Not too long ago we were marveling about how the iPhone 5 only consumed ~$0.41 per year to charge, with the conclusion that “energy consumption of a modern smartphone is minuscule”. But phone charging is only part of the picture, and as we factor in the migration to wireless networks and cloud, that smartphone uses more energy than TWO refrigerators!

The new report from IEEE Spectrum notes that all of the transitions occuring as we move from a world of desktops and landlines to a 3-screen world of laptop-tablet-smartphone require more energy.

I have seen this information twisted in the past week to say that phones use more power than household appliances. That, as noted, is silly – and the reason for the image. Even the most efficient new Energy Star large double-door fridge costs close to $100 per year in power.

So what does this data mean?

As we have moved our phones from wired landlines to wireless landlines to analog cell phones to 3G and 4G, the required infrastructure and power has exploded. Data network ranges are smaller and require more power, meaning we need more towers and transmitters to feed existing customers as they upgrade. And as more and more people buy smartphones, this means more network bandwidth and power requirements, which continue to expand the need for power.

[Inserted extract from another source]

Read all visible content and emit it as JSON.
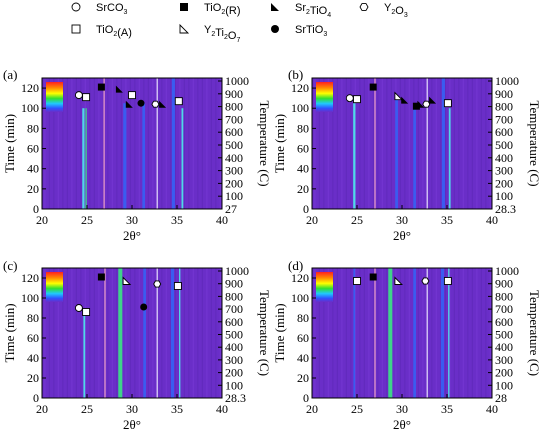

The same is true as we have moved away from wired data connections for tablets and laptops. Our base stations and expanders at home consume considerable power, and as we move more and more of our data to Cloud storage it requires huge server farms and massive data centers – all of which means more power and infrastructure. And guess what? Cloud means wireless – so you need more wireless bandwidth and power to feed that as well!

In the end you take something that costs my family less to charge in a year than to buy a single Dunkin’ Donuts coffee – and it ends up being a huge burden on the natural resources of the world.

Here are a few more findings:

•The global ICT ecosystem uses about 1500 terawatt-hours of electricity annually, which is equal to the electricity used by Japan and Germany combined. That figure will increase as cloud architecture overtakes wired networks.
•This growth is also driven by “revolutions in everything from healthcare to cars, and from factories to farms.”
•A 50-megawatt enterprise data center in Iowa that gets 70 percent of its energy from coal and 25 percent from wind will cost $350 million less to run over its lifetime compared with one in California, with no coal in its energy mix.
•However, environmental regulations could eliminate the favored position coal enjoys because of its low cost. For instance, U.S. President Barack Obama has called for existing coal-fired power plants to meet more stringent greenhouse gas emissions standards.
•In India (the second largest mobile market after China), 75 percent of rural and 33 percent of urban cellphone base stations will need to run on alternative energy by 2020.

This holistic look at power consumption takes us out of our comfort zone – it felt a lot better thinking that whether we bought Apple or Samsung we’d be using well under $1 a year in power. However, the reality is that for all of our choices and changes there are outcomes and consequences.